Choctaw Nation chief sees kindred spirit in Irish

Head of US tribe meets President Higgins 170 years after donation to Irish famine victims

President Michael D. Higgins receives a flute from Gary Batton, Chief of the Choctaw Nation, at  Áras an Uachtaráin. Photograph: Maxwells

President Michael D. Higgins receives a flute from Gary Batton, Chief of the Choctaw Nation, at Áras an Uachtaráin. Photograph: Maxwells


For the Chief of the Choctaw Nation, the Native American tribe, their donation of $170 to send food relief to the starving in Ireland during the Famine in 1847 captures his people’s humanitarian spirit.

Speaking before meeting Ireland’s own chief, President Michael D Higgins, at Áras an Uachtaráin, Gary Batton said that his Oklahoma tribe has a tradition of giving “without seeking things in return”.

He wants to continue living out those values and that legacy that his people started 170 years ago when his people gathered what money they could to send across the Atlantic to help the hungry in Ireland.

The donation amounted to the equivalent of about €4,000 in today’s money.

“It is one of the stories that is always told about living out our values as Choctaw and remembering who we are,” said the 47th chief of the Choctaw Nation, the third largest Native American tribe.

“It is part of our history. It is part of our culture now. That story is never forgotten because that is the example that was set for us that we want to live by.”

Chief Batton said he regularly receives letters from Irish schoolchildren thanking his people for their generosity 170 years ago.

He and a delegation of more than 15 representatives from the Choctaw Nation travelled to Dublin from Midleton in Cork where they attended a public ceremony on Sunday to dedicate a sculpture.

The feature sculpture, entitled “Kindred Spirits,” by Cork-based sculptor Alex Pentek is designed in the shape of a food bowl and commemorates the donation.

The Choctaw people were living through their own poverty at the time they collected what they could for the destitute Irish, coming less than two decades after they were forced from their native lands in what is now the state of Mississippi to lands west of the Mississippi River.

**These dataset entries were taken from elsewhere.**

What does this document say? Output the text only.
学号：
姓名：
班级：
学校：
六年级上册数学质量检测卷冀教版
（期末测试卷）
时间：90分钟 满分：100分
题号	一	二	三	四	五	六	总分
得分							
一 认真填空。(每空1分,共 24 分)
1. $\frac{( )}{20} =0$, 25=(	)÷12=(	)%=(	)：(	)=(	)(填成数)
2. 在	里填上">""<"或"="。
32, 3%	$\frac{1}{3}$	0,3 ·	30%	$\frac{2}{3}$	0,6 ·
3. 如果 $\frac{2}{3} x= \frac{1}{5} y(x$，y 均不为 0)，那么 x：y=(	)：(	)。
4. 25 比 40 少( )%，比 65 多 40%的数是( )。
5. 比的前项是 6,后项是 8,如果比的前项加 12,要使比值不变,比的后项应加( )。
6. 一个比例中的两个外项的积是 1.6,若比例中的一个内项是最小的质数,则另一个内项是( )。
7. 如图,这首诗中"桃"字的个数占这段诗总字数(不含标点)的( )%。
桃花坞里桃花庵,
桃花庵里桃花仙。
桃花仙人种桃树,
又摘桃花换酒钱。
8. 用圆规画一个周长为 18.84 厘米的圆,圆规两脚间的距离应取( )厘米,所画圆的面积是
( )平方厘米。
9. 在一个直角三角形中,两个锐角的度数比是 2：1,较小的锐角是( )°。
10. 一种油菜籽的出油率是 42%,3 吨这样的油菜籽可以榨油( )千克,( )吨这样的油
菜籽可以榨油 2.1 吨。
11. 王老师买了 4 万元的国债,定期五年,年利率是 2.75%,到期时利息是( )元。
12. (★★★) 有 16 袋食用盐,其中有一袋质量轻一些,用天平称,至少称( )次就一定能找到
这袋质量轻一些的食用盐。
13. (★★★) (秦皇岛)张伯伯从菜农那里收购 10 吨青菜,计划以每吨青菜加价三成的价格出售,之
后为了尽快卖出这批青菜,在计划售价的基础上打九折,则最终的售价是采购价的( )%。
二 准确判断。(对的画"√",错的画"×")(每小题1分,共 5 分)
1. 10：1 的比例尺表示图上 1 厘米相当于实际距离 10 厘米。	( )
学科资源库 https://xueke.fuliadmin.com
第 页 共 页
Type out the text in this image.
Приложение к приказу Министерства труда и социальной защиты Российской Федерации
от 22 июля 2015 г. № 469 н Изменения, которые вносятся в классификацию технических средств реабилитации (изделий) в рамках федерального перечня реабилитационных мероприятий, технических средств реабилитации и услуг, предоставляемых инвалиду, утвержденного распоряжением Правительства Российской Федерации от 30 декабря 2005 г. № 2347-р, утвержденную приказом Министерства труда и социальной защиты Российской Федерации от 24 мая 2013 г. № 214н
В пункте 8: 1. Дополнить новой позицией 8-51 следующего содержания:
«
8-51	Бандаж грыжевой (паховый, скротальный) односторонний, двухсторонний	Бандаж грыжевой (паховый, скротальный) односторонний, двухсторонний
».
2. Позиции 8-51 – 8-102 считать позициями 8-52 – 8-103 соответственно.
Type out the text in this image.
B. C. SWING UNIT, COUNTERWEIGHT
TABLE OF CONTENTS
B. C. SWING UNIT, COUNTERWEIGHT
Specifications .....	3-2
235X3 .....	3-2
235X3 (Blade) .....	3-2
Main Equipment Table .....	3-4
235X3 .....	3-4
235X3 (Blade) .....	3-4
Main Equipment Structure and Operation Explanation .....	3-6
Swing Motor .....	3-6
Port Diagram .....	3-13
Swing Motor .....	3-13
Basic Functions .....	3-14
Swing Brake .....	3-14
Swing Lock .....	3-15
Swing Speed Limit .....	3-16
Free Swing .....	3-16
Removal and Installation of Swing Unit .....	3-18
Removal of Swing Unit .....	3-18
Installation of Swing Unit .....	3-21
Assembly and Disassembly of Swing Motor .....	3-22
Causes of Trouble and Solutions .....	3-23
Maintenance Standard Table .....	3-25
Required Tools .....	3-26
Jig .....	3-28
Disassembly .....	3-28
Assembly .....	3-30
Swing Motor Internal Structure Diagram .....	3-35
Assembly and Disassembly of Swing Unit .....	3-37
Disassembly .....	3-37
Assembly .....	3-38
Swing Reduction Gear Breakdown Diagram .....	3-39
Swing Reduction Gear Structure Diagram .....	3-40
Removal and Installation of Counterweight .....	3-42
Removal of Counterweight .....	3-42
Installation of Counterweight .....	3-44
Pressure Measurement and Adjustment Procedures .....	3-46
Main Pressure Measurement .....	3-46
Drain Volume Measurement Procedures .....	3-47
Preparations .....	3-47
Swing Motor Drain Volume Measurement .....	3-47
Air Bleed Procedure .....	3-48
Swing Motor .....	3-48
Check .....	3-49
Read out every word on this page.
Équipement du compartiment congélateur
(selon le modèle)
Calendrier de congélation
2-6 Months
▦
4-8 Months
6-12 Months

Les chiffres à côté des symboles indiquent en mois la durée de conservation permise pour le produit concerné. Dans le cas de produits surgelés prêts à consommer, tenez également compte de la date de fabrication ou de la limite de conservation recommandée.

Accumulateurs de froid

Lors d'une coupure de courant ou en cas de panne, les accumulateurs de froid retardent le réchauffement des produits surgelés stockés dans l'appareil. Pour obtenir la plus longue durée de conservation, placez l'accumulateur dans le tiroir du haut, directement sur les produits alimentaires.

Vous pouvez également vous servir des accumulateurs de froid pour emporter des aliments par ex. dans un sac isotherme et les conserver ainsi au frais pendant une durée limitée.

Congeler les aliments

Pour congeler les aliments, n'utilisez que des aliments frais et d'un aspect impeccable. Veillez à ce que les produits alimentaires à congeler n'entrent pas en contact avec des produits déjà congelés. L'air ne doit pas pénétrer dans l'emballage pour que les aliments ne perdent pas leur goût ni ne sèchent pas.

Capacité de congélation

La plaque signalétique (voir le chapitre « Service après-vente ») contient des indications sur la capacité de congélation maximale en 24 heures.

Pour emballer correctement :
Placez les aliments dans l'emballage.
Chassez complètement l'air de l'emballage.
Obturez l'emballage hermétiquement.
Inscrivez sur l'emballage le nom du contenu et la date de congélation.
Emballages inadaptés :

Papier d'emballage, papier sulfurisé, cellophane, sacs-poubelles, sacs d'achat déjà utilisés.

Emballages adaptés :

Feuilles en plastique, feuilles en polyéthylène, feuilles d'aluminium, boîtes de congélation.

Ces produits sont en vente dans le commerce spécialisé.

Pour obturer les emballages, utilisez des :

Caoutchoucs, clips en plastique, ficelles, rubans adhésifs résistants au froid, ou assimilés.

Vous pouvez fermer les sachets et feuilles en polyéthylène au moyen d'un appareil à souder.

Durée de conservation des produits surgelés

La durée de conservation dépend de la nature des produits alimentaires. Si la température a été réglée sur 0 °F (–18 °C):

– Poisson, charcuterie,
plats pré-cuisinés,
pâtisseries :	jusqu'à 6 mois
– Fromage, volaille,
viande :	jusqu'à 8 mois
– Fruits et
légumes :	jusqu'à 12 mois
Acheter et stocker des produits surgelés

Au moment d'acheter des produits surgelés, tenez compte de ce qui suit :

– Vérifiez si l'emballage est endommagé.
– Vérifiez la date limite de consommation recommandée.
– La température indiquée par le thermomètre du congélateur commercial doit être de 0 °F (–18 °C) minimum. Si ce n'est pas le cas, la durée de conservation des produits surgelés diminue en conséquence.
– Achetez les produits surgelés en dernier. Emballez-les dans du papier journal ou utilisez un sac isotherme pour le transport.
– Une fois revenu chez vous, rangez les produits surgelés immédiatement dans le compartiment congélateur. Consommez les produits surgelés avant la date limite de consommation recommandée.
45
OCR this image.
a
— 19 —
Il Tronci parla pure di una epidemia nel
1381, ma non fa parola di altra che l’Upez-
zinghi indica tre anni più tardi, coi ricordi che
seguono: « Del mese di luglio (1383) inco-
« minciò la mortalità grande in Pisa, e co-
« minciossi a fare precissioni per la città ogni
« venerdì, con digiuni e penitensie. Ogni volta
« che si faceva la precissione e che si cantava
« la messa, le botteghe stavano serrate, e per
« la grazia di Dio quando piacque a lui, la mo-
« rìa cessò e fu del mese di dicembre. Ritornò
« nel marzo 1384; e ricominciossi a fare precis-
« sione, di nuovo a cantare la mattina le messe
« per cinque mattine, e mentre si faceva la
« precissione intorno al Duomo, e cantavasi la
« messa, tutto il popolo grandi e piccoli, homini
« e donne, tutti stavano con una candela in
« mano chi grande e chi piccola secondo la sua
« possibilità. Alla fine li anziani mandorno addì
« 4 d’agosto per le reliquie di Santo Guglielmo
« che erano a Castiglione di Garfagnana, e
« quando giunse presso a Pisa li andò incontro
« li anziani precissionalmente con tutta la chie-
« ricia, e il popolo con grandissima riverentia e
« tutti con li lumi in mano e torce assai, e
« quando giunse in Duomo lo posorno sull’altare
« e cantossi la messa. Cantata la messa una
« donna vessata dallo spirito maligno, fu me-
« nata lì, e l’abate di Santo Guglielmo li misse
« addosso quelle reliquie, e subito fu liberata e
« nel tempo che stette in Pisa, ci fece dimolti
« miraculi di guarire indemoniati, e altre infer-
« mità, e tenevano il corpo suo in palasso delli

Their forced removal, in three waves of migration, became known as the Choctaw Trail of Tears and was the result of the 1830 Treaty of Dancing Rabbit Creek under US president Andrew Jackson.

“When we heard the story of the Great Famine here in Ireland, we basically felt that kindred spirit and knew we wanted to give,” said Chief Batton.

The tribe learned of the suffering of the Irish people in the famine from one of the soldiers who helped remove the people to their current home in modern-day Oklahoma.

“This was money that was pulled out of people’s pockets. I know $170 is not a lot of money. It is around $5,000 but still it was that spirit that wanted to give and to help those that were in need,” he said.

“That’s what the Choctaw People are about. That is what we have always been about.”

Chief Batton said the struggles of the Choctaw and Irish people are connected by a “spirit of hope, a spirit of perseverance” but that both peoples had overcome adversity and prospered.

The Choctaw people have assets of $3.2 billion that includes a chain of convenience stores and casinos, and employs 9,000 people. There are about 200,000 tribal members in the Choctaw Nation.

“Both of us have had our trials and tribulations and to be where we are today, as successful as the Choctaw Nation has been, as successful as Ireland has been, it is just a great story - the spirit of hope and prosperity,” he said.